In doing so, the lecture will bring into our conversation the voices of international lawyers from the Third World and the everyday issues that drive their practice and scholarship often under very difficult political circumstances. To appreciate fully the promise of international law, it is important to go beyond the usual debates, places and canons of our discipline in two ways.
First, this lecture challenges the limited geography of places and ideas that dominate the beltway of our discipline. This limited geography and set of ideas is characterized by the law of Geneva, the law of Strasbourg, the law of New York and that of Washington DC. These are the places that our discipline celebrates as producers of the type of international law which in turn becomes the benchmark for the efficacy of international law produced elsewhere.

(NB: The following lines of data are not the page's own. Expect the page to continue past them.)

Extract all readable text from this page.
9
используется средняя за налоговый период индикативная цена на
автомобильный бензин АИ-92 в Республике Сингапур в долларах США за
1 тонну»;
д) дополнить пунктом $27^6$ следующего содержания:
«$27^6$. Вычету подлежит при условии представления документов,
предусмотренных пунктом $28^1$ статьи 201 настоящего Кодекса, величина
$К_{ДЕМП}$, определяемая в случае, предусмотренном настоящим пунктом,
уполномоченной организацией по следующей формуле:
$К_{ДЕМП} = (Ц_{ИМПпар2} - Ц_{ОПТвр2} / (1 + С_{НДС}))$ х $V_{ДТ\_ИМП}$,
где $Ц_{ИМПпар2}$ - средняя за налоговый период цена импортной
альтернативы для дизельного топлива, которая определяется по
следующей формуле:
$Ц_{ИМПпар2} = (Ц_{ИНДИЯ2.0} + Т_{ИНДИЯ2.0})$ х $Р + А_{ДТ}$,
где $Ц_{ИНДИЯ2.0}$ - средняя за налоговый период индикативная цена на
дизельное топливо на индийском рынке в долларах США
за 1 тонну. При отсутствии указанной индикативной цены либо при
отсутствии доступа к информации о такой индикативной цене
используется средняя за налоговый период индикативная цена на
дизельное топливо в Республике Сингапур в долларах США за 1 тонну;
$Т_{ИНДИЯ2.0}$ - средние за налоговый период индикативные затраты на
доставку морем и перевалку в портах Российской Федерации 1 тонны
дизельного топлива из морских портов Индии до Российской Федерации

These are also the locations where the bulk of international legal practice is produced and which influences and reinforces our understandings not only of international practice but also of international law more generally.
My second major point in this lecture, which proceeds from a Third Approaches to International Law (TWAIL) perspective, is that TWAIL speaks from a subaltern epistemic location. This means that TWAIL questions international law’s presumed universality. TWAIL contests the idea that international law is applicable everywhere and that we should therefore regard it as a view from nowhere. Third World States and TWAIL scholars have contested this non−situated, universal status of international law in a variety of ways. Ultimately, this lecture defends the claim that the Third World is an epistemic site of production and not merely a site of reception of international legal knowledge. Recognizing and grounding the Third World as a site knowledge production and of the practice of international law disrupts the assumptions that international legal knowledge is exclusively produced in the West for consumption and governance of the Third World. This lecture therefore argues that what is at stake is not an issue of inclusion or exclusion of non-western peoples, states within Western international law. Rather, it involves considerations of the very terms of the constitutional order of 'post-Enlightenment social knowledge, its structures of thought, and related constructions of political subjectivity'.
A bibliography of TWAIL scholarship from 1996 to 2019 is appended to this lecture.